I used the Green Pepper "Tuck Away Balaclava", pattern number 550 as a starting point for making the ski helmet covers. The fabric for the penguin is microfleece from Joann's with 2-way stretch. Joann's was out of the gray microfleece so I used some wickaway fabric with fleece on one side that I had in my stash. It's 4-way stretch, which was a good thing because the older boy's helmet was quite rounded and actually larger than my own helmet, which I used to help size the covers during construction.

The only difficulty with the covers is that they easily slide off of the slick helmets, especially when the goggles are moved up onto the helmet. I made two slits in the back of each cover so that the straps that help secure the goggles could go through the covers as well. No one wanted to lose these covers in a brisk wind! My husband came up with a great suggestion to add some elastic on the inside of the covers - I would use either clear elastic because it has some tackiness or the grippy elastic that I've used on the bottom edge of bicycle shorts I made for my husband years ago. So I might borrow the helmet covers back to make this modification.
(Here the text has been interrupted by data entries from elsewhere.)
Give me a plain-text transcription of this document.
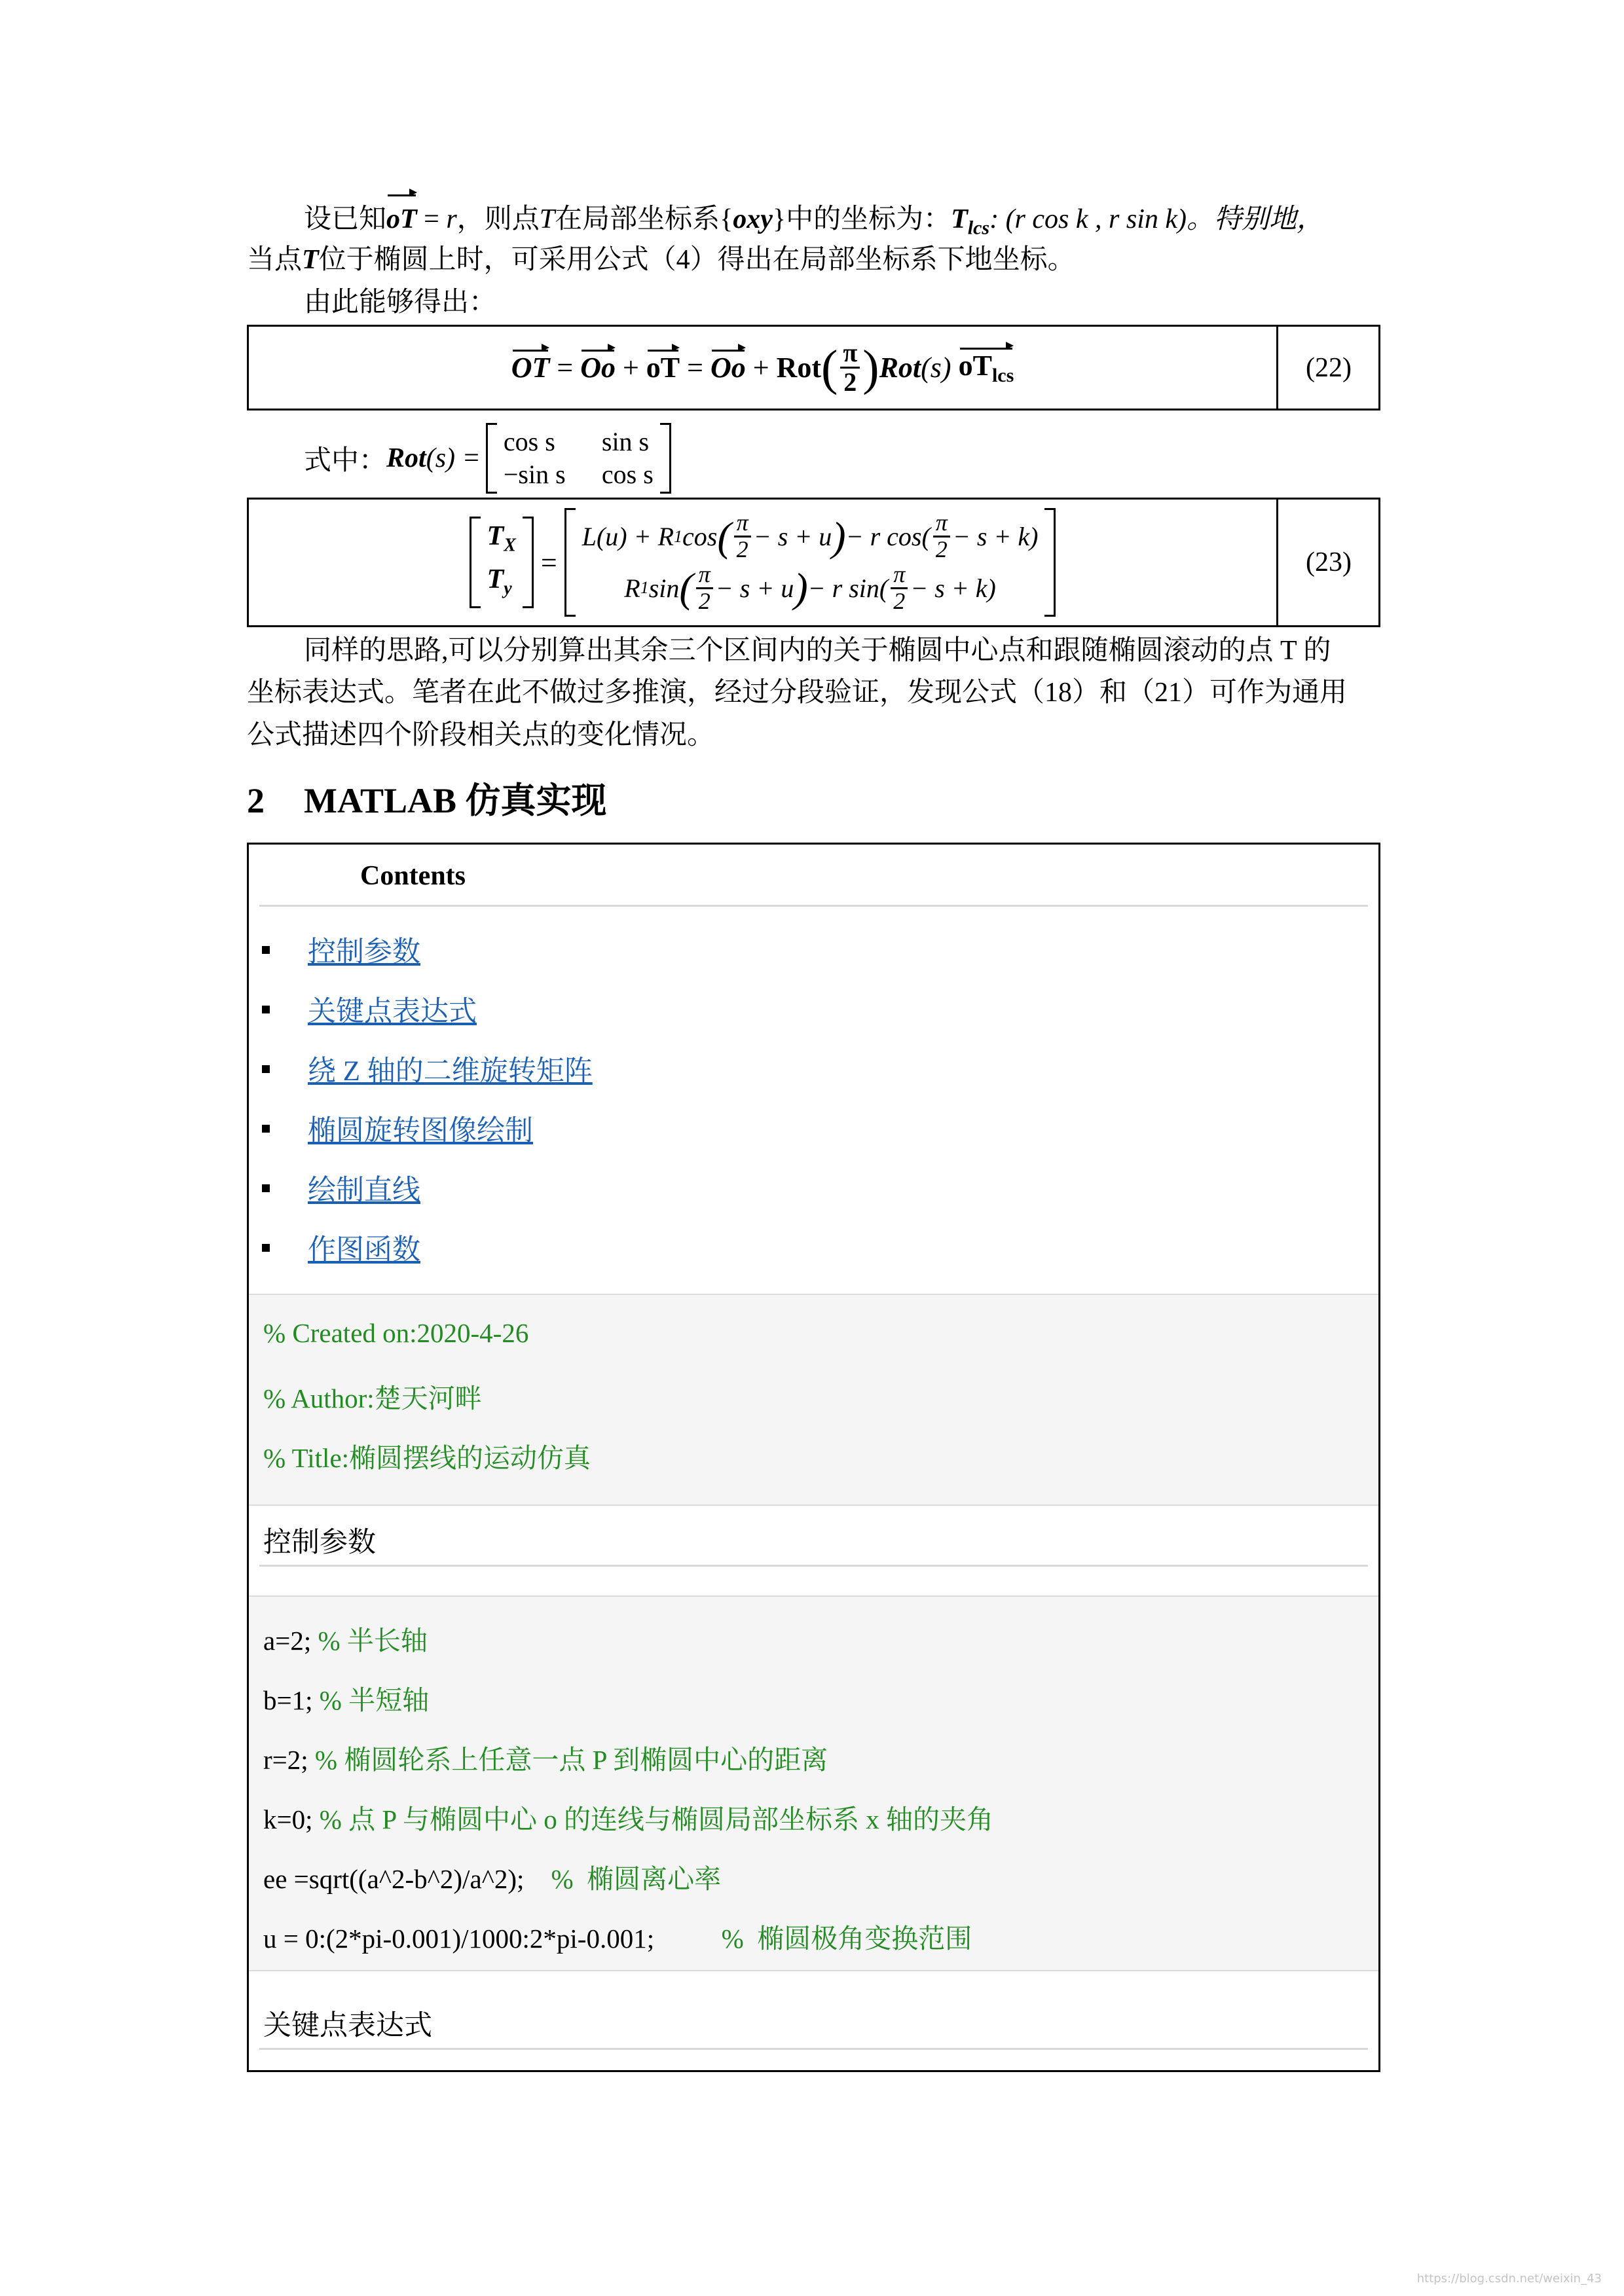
设已知oT = r，则点T在局部坐标系{oxy}中的坐标为：$T_{lcs}$: (r cos k , r sin k)。特别地，
当点T位于椭圆上时，可采用公式（4）得出在局部坐标系下地坐标。
由此能够得出：
OT = Oo + oT = Oo + Rot ( $\frac{\pi}{2}$ ) Rot (s)
$oT_{lcs}$	(22)
式中： Rot (s) =
cos s sin s
−sin s cos s
$T_X$
$T_y$
=
L(u) + R 1 cos ( $\frac{\pi}{2} - s + u$ ) − r $\cos( \frac{\pi}{2} - s + k)$
R 1 sin ( $\frac{\pi}{2} - s + u$ ) − r $\sin( \frac{\pi}{2} - s + k)$
(23)
同样的思路,可以分别算出其余三个区间内的关于椭圆中心点和跟随椭圆滚动的点 T 的
坐标表达式。笔者在此不做过多推演，经过分段验证，发现公式（18）和（21）可作为通用
公式描述四个阶段相关点的变化情况。
2 MATLAB 仿真实现
Contents
控制参数
关键点表达式
绕 Z 轴的二维旋转矩阵
椭圆旋转图像绘制
绘制直线
作图函数
% Created on:2020-4-26
% Author:楚天河畔
% Title:椭圆摆线的运动仿真
控制参数
a=2; % 半长轴
b=1; % 半短轴
r=2; % 椭圆轮系上任意一点 P 到椭圆中心的距离
k=0; % 点 P 与椭圆中心 o 的连线与椭圆局部坐标系 x 轴的夹角
ee =sqrt((a^2-b^2)/a^2);    %  椭圆离心率
u = 0:(2*pi-0.001)/1000:2*pi-0.001;          %  椭圆极角变换范围
关键点表达式
https://blog.csdn.net/weixin_43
But all in all, I think they turned out great. My friends think I should go into business making them - easy to say but I'm not sure I want to turn my sewing hobby into a business. Besides, the helmet covers certainly aren't a novel idea. I searched for "helmet covers" online and found plenty of images to help me construct these.

Here are some more pictures and my full review:

Ski helmet covers  Ski helmet covers
Ski helmet covers

Ski helmet covers

Pattern Description: Tuck Away Balaclava - Hat with optional face mask that can be tucked up inside hat

Pattern Sizing: XS (20" head) through XL (24" head)

Did it look like the photo/drawing on the pattern envelope once you were done sewing with it? A little, but I modified the hat part and made the balaclava part separate.

Were the instructions easy to follow? I used them initially for the hat to test it on the helmet and I found them very easy.

What did you particularly like or dislike about the pattern? It gave me a good starting point for the helmet covers. I used the largest size because these fit over the helmets.

Fabric Used: Microfleece for the black and white, a microfleece wickaway for the gray (from my stash) and an IKEA fleece blanket for the little bit of orange. The IKEA fleece was stiff and not very useful for anything else, so I used the rest to make bags for the boys' helmets.

Pattern alterations or any design changes you made: I sewed up the hat and after pin fitting it to the helmet, I reduced the size and rounded off the top of the hat considerably. I determined that the balaclava wouldn't work attached to the hat because it would also be too large and stand away from the face too much to be effective. So to make the balaclava separate, I extended the back of it so that it would meet behind the head. Not knowing the exact size to fit the boys, I made it attach with Velcro rather than be one continuous piece. This will make it much easier to put on and take off when their helmets are on. For the other parts (shark fin, teeth, beak, etc.), I made paper patterns first to get the size and shape I wanted. Fleece doesn't fray but it can get a little ragged at the cut edges, so for some pieces I cut two and seamed them and then straight stitched it on top or included it in a seam. For other pieces, like the eyes, I cut a single layer of fleece and zigzagged close to the edge. The shark fin is stuffed with some fleece scraps and then I had to do some hand sewing to make the base a little wider since just sewing it in the top seam of the hat made it flop too much.